Au seuil du Temple, au seuil qui sépare les siècles de la plénitude des temps, se tiennent deux vieillards, les bras levés et ouverts à l’accueil et à la louange, le regard illuminé par l’Esprit et la prière, pour reconnaître dans l’enfant, le Libérateur, la Lumière des nations, la Gloire d’Israël. Quel moment émouvant et symbolique : ce vieil homme, témoin d'une attente qui n'a jamais désespéré, prend dans ses bras cet enfant pauvre et reconnaît en lui “ le Messie du Seigneur ”. Quelle grande grâce que de reconnaître le Seigneur dans la simplicité et la plus grande faiblesse, comment la divinité se cache dans cette humanité. « Car mes yeux ont vu ton salut ».

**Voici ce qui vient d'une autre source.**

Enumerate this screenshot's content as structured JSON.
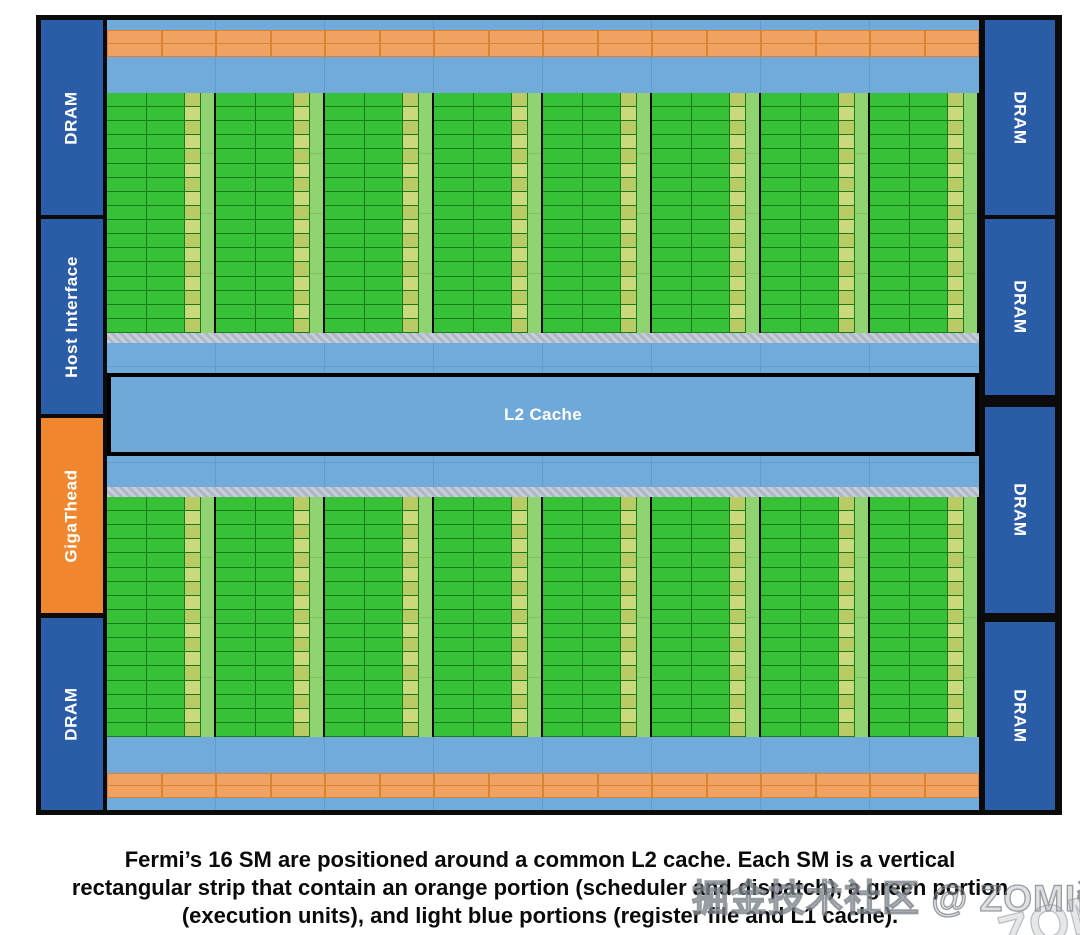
{
  "diagram": {
    "left_column": {
      "blocks": [
        {
          "label": "DRAM",
          "kind": "dram"
        },
        {
          "label": "Host Interface",
          "kind": "dram"
        },
        {
          "label": "GigaThead",
          "kind": "giga"
        },
        {
          "label": "DRAM",
          "kind": "dram"
        }
      ]
    },
    "right_column": {
      "blocks": [
        {
          "label": "DRAM"
        },
        {
          "label": "DRAM"
        },
        {
          "label": "DRAM"
        },
        {
          "label": "DRAM"
        }
      ]
    },
    "core": {
      "l2_label": "L2 Cache",
      "sm_total": 16,
      "sm_per_half": 8,
      "exec_rows_per_sm": 17,
      "orange_cells_per_row": 16,
      "orange_rows": 2
    },
    "colors": {
      "frame_black": "#0b0b0b",
      "dram_blue": "#2b5ca7",
      "giga_orange": "#f0872f",
      "band_blue": "#70abdb",
      "band_blue_line": "#5f9dcb",
      "l2_blue": "#6fa9da",
      "orange_cell": "#f0a263",
      "orange_line": "#d9822f",
      "green_cell": "#36c136",
      "green_line": "#1a7a1a",
      "lime_a": "#b8cb65",
      "lime_b": "#cbd97d",
      "light_green": "#8fd470",
      "light_green_line": "#7cc45e",
      "hatch_a": "#c7ced9",
      "hatch_b": "#aeb7c7",
      "label_text": "#ffffff"
    }
  },
  "caption": {
    "lines": [
      "Fermi’s 16 SM are positioned around a common L2 cache. Each SM is a vertical",
      "rectangular strip that contain an orange portion (scheduler and dispatch), a green portion",
      "(execution units), and light blue portions (register file and L1 cache)."
    ]
  },
  "watermark": {
    "text": "掘金技术社区 @ ZOMI酱",
    "fragment": "ZOMI酱"
  }
}
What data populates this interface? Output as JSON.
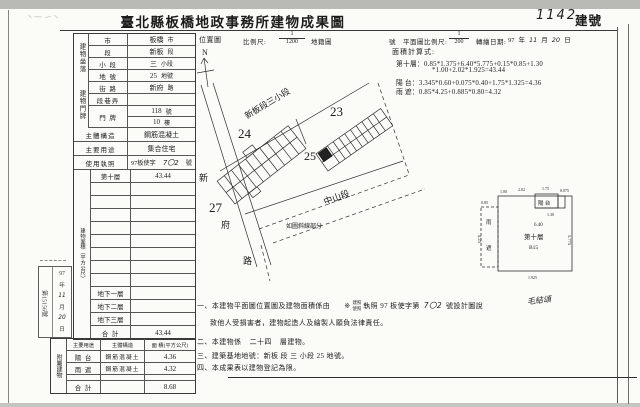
{
  "header": {
    "title": "臺北縣板橋地政事務所建物成果圖",
    "building_no": "1142",
    "building_no_label": "建號",
    "scribble": "丶一 ㇀丶"
  },
  "map_header": {
    "location_label": "位置圖",
    "scale_label": "比例尺:",
    "scale_num": "1",
    "scale_den": "1200",
    "cadastral_label": "地籍圖",
    "no_label": "號",
    "plan_scale_label": "平面圖比例尺:",
    "plan_scale_num": "1",
    "plan_scale_den": "200",
    "redraw_label": "轉繪日期:",
    "year": "97",
    "year_unit": "年",
    "month": "11",
    "month_unit": "月",
    "day": "20",
    "day_unit": "日",
    "north": "N"
  },
  "location_table": {
    "group_label": "建物坐落",
    "rows": [
      {
        "label": "市",
        "value": "板橋",
        "suffix": "市"
      },
      {
        "label": "段",
        "value": "新板",
        "suffix": "段"
      },
      {
        "label": "小 段",
        "value": "三",
        "suffix": "小段"
      },
      {
        "label": "地 號",
        "value": "25",
        "suffix": "地號"
      }
    ]
  },
  "door_table": {
    "group_label": "建物門牌",
    "street_label": "街 路",
    "street_value": "新府",
    "street_suffix": "路",
    "lane_label": "段巷弄",
    "door_label": "門 牌",
    "door_no": "118",
    "door_no_suffix": "號",
    "door_floor": "10",
    "door_floor_suffix": "樓"
  },
  "attr_rows": {
    "structure_label": "主體構造",
    "structure_value": "鋼筋混凝土",
    "usage_label": "主要用途",
    "usage_value": "集合住宅",
    "license_label": "使用執照",
    "license_prefix": "97板使字",
    "license_no": "7〇2",
    "license_suffix": "號"
  },
  "area_table": {
    "group_label": "建物面積（平方公尺）",
    "floor10_label": "第十層",
    "floor10_value": "43.44",
    "b1_label": "地下一層",
    "b2_label": "地下二層",
    "b3_label": "地下三層",
    "total_label": "合 計",
    "total_value": "43.44"
  },
  "annex_table": {
    "group_label": "附屬建物",
    "col_use": "主要用途",
    "col_structure": "主體構造",
    "col_area": "面 積(平方公尺)",
    "rows": [
      {
        "use": "陽 台",
        "structure": "鋼筋混凝土",
        "area": "4.36"
      },
      {
        "use": "雨 遮",
        "structure": "鋼筋混凝土",
        "area": "4.32"
      }
    ],
    "total_label": "合 計",
    "total_area": "8.68"
  },
  "stamp": {
    "number": "第15156號",
    "year": "97",
    "year_unit": "年",
    "month": "11",
    "month_unit": "月",
    "day": "20",
    "day_unit": "日"
  },
  "map": {
    "section_label": "新板段三小段",
    "parcel_23": "23",
    "parcel_24": "24",
    "parcel_25": "25",
    "parcel_27": "27",
    "road_left_char1": "新",
    "road_left_char2": "府",
    "road_left_char3": "路",
    "road_bottom": "中山段",
    "note": "如圖斜線部分"
  },
  "calc": {
    "title": "面積計算式:",
    "line1_label": "第十層：",
    "line1_expr": "0.85*1.375+6.40*5.775+0.15*0.85+1.30",
    "line2_expr": "*1.00+2.02*1.925=43.44",
    "line3_label": "陽 台：",
    "line3_expr": "3.345*0.60+0.075*0.40+1.75*1.325=4.36",
    "line4_label": "雨 遮：",
    "line4_expr": "0.85*4.25+0.885*0.80=4.32"
  },
  "floorplan": {
    "floor_label": "第十層",
    "unit_label": "B15",
    "balcony_label": "陽 台",
    "canopy_char1": "雨",
    "canopy_char2": "遮",
    "dim_top1": "1.00",
    "dim_top2": "2.02",
    "dim_top3": "1.75",
    "dim_top4": "0.075",
    "dim_inner": "6.40",
    "dim_right": "5.775",
    "dim_left": "4.25",
    "dim_left2": "0.85",
    "dim_mid": "1.30",
    "dim_bottom": "1.925"
  },
  "notes": {
    "n1_pre": "一、本建物平面圖位置圖及建物面積係由",
    "n1_mark": "※",
    "n1_opt_top": "建照",
    "n1_opt_bottom": "使照",
    "n1_mid": "執照 97 板使字第",
    "n1_no": "7〇2",
    "n1_post": "號設計圖說",
    "n1_sign": "毛結頌",
    "n1_line2": "致他人受損害者，建物起造人及繪製人願負法律責任。",
    "n2_pre": "二、本建物係",
    "n2_val": "二十四",
    "n2_post": "層建物。",
    "n3": "三、建築基地地號：新板 段 三 小段 25 地號。",
    "n4": "四、本成果表以建物登記為限。"
  }
}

Il s'appelle Siméon ("l'écoutant") ; il est juste (c.à.d. "ajusté" au projet de Dieu,) ; religieux (c.à.d. un homme de prière) ; il attend la Consolation d'Israël (manière, inspirée d'Isaïe 40, de désigner le salut : c'est un homme d'espérance) ; un vieil homme qui n'est que désir. Ajusté à l'Esprit, il peut reconnaître la lumière quand elle vient, comme elle vient. Il voit parce qu'il croit (pas l'inverse !). Ouvert au projet de Dieu sur tous, il se dessaisit de sa propre vie, tout comme son Maître, nouveau-né dans ses bras. Et voici Anne : une femme de 84 ans, qui surgit comme un grand vent de louange et prophétise.
Quand la lumière parait, elle fait la vérité, révèle nos ténèbres secrètes et nos propres divisions. Le Christ, notre lumière, notre soleil, est le salut. Ca ne se fera pas sans heurts. Siméon déclare que Jésus est un signe de division. C’est-à-dire qu’il oblige à faire des choix, à prendre position. C’est parfois difficile et douloureux, ça transperce le cœur, mais Dieu nous accompagne. Il console. Consoler, c’est être là.
Un jour, loin du Temple de Jérusalem, se croiseront sur sa croix chute et relèvement, division et consolation. Aujourd’hui présenté au Seigneur, dans la lumière voilée de sa passion, alors que doivent diminuer les ombres de la mort, il faut que l’enfant grandisse. Il est remis entre nos mains comme une source de salut, comme un avenir à faire grandir.
Et maintenant que cet Enfant grandisse dans vos cœurs. Vous avez commencé à croire ? Il est né de vous. Mais le Christ n’est pas demeuré à l’état d’enfant : il a grandi sans jamais connaître le déclin : il faut que votre foi grandisse, qu’elle soit forte, et que jamais elle ne connaisse la vieillesse ; et ainsi vous appartiendrez au Christ (saint Augustin : sermon 370, 4).